From here on out, I’m writing in a numbered list of things that you don’t think about when you’re thinking about suicide.

  1. You have no idea how amazing your life will be. All that you think about when suicide has crept into your mind is how miserable you are and how you just want to get out. You aren’t thinking about how great it will feel when you get your driver’s license. You aren’t thinking about celebrating with you sister when she is proposed to by an amazing guy that you consider a brother. You aren’t thinking about finally finding someone who will treat you with respect and dignity. You aren’t thinking about missing graduation, your wedding, the birth of your first child. Truthfully, you aren’t thinking. You think it’s you thinking. But the part of you that wants to be dead, is not the part of you that will die. That may not make sense. But I can tell you that I have NEVER wanted to be dead. There must have been someone else living in my body to make me think that I should not have been on this Earth. It does not make sense to me how I did not see how amazing life is. I still go downstairs at one in the morning crying to my Dad on some nights because I am scared of the fact that a part of me once tried to kill me. You don’t want to die. You think you want to die. But I promise you that you don’t. Life has so many amazing things left to offer if you give it the chance.
  2. You don’t realize how important you are to people. After my suicide attempt, it was several months before I went totally public with the experience. I was too overwhelmed already with trying to figure out what to do next. However, the small group of people who did know were impacted in a way that I had no idea was even possible. AND I SURVIVED! A woman whom I used to babysit for came and visited me in the hospital once I was moved out of the intensive care unit. She asked if she could talk straight with me and I told her absolutely. All she said was, “What would I have told my baby girl.” At this time, the little one I would babysit was about four and a half and I had been babysitting her since she was born. I never thought of her when I made my decision. The four-year-old who brought me so much joy, would learn at a young age that sometimes people get unhappy and leave forever. Luckily, I’m here to hold her in case she ever does learn that. You will leave a mark on this world that is gaping if you decide that you don’t want to be here anymore. And that is not a good thing.
  3. You don’t understand the pain that a family really feels when suicide is brought in. You die and you become a past tense member of your family. “I had two sisters…now I have one.” The feelings of guilt, and anger, and stupidity, and blame can tear a family apart at the seams. It does not matter how much you enforce in a note that it isn’t their fault, (or that it is), they can’t ask you questions once you’re gone. They have an extra chair at the dinner table and a voice missing when everyone is singing along with the radio. Maybe your family is the reason you want to commit suicide. I’m assuming that if that’s the case, you are a teenager. You only have a few more years and then you can leave. You can get away and never have to deal with that again. Truthfully, regardless of you thinking that they would be relieved if you were gone, your family loves you. And a house just feels different when it’s down one.

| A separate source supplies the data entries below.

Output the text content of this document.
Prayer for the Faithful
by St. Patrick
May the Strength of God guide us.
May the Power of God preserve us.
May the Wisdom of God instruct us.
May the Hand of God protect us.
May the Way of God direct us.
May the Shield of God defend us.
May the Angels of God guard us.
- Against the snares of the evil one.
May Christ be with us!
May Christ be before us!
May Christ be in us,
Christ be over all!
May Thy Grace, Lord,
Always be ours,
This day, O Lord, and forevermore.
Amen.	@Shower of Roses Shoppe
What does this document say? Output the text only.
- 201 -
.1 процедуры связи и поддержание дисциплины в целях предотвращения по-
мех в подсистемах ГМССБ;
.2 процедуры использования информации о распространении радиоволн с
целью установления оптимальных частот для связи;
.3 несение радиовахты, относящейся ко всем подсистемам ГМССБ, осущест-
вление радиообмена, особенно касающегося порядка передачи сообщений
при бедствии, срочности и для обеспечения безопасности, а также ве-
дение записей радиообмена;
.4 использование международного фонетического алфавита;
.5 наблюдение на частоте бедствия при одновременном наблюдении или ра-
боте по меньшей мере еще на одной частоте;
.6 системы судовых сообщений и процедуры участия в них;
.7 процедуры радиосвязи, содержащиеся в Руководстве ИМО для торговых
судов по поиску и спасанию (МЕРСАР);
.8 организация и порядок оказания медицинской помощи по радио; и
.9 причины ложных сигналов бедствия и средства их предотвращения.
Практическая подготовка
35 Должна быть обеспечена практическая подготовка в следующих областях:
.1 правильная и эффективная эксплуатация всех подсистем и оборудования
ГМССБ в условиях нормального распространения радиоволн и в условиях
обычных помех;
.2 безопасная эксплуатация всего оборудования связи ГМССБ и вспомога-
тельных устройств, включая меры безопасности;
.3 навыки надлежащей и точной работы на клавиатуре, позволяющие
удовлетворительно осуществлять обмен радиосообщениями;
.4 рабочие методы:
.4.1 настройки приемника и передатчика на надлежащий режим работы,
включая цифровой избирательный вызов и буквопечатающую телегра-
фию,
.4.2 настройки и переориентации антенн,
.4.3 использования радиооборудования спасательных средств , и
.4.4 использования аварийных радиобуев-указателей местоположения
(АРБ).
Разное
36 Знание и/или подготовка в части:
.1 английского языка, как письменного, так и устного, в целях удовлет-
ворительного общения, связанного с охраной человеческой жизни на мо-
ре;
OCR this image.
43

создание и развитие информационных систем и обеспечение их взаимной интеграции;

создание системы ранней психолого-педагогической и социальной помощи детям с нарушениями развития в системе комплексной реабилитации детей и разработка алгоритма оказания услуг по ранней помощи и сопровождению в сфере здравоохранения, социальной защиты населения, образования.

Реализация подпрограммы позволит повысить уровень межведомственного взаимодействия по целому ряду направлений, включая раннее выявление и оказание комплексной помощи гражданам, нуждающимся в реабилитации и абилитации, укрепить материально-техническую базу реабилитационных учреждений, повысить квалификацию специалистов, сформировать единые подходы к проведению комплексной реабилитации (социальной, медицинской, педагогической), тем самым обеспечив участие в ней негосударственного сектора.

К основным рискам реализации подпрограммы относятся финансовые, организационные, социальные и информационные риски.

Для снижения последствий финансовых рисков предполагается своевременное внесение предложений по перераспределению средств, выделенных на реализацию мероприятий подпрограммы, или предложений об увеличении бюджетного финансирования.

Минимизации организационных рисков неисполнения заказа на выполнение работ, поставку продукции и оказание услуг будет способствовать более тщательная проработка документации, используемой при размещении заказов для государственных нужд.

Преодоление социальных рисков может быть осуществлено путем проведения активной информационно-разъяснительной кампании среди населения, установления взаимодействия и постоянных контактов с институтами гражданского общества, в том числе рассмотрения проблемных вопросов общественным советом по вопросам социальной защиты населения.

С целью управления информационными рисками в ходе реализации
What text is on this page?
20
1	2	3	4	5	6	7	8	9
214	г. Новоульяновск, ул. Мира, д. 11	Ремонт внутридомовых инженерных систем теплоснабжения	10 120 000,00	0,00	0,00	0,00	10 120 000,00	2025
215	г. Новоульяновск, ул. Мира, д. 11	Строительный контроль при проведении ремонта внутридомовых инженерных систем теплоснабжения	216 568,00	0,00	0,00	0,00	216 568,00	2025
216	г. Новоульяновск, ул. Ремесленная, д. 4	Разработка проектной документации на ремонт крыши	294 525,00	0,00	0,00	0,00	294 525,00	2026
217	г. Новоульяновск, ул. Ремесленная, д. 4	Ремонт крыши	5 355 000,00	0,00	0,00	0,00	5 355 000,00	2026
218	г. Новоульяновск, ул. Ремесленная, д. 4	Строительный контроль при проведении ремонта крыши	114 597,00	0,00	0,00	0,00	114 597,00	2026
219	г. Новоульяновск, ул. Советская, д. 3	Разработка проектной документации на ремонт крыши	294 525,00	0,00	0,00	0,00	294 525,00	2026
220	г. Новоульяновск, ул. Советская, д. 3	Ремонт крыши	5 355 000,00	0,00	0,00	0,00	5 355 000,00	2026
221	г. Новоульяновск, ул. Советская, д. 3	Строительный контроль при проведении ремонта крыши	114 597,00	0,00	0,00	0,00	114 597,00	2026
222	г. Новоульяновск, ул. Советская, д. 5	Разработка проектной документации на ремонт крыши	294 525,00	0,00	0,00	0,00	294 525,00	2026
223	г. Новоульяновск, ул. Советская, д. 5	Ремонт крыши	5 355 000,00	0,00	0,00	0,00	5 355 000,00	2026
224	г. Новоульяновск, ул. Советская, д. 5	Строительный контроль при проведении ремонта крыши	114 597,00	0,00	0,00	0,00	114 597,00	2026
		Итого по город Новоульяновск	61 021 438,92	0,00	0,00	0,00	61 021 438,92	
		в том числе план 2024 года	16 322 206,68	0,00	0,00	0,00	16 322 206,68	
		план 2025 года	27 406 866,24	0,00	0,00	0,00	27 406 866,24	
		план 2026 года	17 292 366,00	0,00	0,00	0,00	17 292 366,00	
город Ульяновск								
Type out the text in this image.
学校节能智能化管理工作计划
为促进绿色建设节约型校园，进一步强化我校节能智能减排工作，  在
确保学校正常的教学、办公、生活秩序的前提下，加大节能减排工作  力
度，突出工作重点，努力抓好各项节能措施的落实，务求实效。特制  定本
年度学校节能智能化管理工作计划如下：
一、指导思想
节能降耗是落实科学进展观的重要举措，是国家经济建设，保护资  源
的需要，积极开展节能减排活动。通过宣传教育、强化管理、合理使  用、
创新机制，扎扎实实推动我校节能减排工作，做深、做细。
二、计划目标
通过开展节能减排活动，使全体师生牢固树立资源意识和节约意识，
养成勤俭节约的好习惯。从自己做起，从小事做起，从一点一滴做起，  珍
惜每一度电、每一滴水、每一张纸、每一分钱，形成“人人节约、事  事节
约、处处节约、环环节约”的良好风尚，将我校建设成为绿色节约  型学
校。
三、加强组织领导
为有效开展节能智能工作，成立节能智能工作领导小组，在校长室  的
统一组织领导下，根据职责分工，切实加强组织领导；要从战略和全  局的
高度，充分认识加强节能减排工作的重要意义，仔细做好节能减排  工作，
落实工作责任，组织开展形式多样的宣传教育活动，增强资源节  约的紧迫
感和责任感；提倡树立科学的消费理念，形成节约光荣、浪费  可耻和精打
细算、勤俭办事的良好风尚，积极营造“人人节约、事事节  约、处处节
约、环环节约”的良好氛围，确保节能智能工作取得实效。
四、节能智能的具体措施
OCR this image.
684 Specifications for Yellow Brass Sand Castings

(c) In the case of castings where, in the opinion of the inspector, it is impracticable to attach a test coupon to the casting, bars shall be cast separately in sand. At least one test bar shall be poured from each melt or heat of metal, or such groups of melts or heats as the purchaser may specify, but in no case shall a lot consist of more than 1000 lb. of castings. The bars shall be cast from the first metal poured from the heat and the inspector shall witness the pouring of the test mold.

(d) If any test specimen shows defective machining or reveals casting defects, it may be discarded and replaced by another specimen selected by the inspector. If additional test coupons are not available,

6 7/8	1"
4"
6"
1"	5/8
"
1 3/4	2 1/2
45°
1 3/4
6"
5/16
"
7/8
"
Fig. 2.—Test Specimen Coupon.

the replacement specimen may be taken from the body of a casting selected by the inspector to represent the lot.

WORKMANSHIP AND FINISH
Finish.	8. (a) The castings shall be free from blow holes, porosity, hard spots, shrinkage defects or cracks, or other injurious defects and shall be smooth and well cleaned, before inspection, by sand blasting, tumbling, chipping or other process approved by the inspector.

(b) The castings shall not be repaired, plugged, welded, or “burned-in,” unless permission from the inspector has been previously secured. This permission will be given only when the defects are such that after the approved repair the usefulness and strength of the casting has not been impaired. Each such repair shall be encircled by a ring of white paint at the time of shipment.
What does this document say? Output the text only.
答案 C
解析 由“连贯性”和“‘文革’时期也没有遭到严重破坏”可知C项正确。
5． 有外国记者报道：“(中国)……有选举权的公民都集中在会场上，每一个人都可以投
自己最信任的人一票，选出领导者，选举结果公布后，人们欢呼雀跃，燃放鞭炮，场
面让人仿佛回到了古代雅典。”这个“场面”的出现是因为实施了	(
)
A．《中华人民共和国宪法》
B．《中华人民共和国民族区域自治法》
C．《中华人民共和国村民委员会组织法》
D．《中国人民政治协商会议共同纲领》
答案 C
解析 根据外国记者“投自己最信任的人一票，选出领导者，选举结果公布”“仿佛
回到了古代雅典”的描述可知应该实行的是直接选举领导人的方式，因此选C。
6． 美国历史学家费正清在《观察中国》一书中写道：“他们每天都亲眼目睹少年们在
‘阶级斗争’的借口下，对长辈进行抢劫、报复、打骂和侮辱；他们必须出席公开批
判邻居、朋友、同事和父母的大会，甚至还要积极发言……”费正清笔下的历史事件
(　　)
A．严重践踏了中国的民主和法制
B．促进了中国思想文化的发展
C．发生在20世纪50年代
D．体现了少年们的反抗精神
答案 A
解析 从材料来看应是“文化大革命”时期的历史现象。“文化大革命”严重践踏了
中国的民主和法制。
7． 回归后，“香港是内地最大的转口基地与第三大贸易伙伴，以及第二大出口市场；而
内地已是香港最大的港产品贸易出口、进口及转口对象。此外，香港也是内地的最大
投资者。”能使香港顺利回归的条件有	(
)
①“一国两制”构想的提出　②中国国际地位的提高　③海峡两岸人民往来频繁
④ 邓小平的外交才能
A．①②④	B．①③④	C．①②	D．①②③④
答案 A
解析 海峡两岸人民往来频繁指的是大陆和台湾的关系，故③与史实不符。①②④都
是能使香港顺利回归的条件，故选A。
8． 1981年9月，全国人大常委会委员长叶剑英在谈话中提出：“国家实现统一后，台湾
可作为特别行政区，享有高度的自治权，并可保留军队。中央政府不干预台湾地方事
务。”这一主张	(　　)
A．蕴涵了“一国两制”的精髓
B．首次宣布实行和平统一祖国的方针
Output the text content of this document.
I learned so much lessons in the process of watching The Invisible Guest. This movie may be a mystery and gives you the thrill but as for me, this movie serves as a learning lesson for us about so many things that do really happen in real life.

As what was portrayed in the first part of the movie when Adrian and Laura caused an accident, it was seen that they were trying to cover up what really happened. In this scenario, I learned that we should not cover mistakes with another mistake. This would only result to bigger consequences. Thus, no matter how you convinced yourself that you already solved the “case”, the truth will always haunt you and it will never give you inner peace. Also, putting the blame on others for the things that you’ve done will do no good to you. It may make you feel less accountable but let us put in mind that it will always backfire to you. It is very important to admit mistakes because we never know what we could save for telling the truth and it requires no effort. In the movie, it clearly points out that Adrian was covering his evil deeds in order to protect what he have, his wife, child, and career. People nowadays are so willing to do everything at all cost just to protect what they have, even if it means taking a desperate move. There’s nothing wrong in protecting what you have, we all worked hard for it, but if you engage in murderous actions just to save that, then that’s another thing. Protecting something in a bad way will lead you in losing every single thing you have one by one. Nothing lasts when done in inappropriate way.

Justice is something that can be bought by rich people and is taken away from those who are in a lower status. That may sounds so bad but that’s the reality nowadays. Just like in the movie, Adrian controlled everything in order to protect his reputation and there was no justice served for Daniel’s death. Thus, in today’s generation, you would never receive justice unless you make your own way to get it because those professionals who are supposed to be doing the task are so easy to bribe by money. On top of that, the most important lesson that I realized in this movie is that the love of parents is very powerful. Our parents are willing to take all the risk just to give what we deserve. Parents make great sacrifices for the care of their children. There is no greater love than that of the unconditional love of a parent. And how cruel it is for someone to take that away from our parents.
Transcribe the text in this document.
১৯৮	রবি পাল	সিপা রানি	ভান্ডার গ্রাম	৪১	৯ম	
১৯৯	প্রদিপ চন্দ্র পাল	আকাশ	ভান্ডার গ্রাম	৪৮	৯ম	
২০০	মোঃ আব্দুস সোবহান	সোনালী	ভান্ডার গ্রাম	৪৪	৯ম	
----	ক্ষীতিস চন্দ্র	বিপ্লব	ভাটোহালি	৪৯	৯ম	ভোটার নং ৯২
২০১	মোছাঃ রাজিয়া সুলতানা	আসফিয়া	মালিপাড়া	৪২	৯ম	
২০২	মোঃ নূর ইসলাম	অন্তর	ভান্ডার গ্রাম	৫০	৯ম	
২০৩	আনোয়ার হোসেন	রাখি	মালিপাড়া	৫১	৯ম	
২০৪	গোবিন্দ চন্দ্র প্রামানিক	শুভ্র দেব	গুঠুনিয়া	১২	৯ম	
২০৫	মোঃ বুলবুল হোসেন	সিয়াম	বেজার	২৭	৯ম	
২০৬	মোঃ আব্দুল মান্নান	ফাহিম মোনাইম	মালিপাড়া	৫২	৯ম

I am going to write a follow up post to this one because I have a lot more to say and I have already said a lot. If you are one of the people who is having issues with suicide, I can’t stop you. But I can tell you that you’re wrong. It isn’t your only option. It isn’t the only way you’ll be happy. People will miss you. Amazing things are in store for you.

Me? I’m doing amazingly. I still take my antidepressants everyday. I still see my therapist twice a week. I still have nights where I want to self-injure so badly that I start shaking and sweating but I don’t do it. I was, “one pill away from death.” I have seen what it does to a family, and I survived. None of us can even fathom how horrible it would have been for my family, my friends, and my church if I had “succeeded.” I’m happy now. I truly am. I obviously have my bad days but not once since I was in the hospital have I wanted to be dead.

Stick it out. This world is not done with you.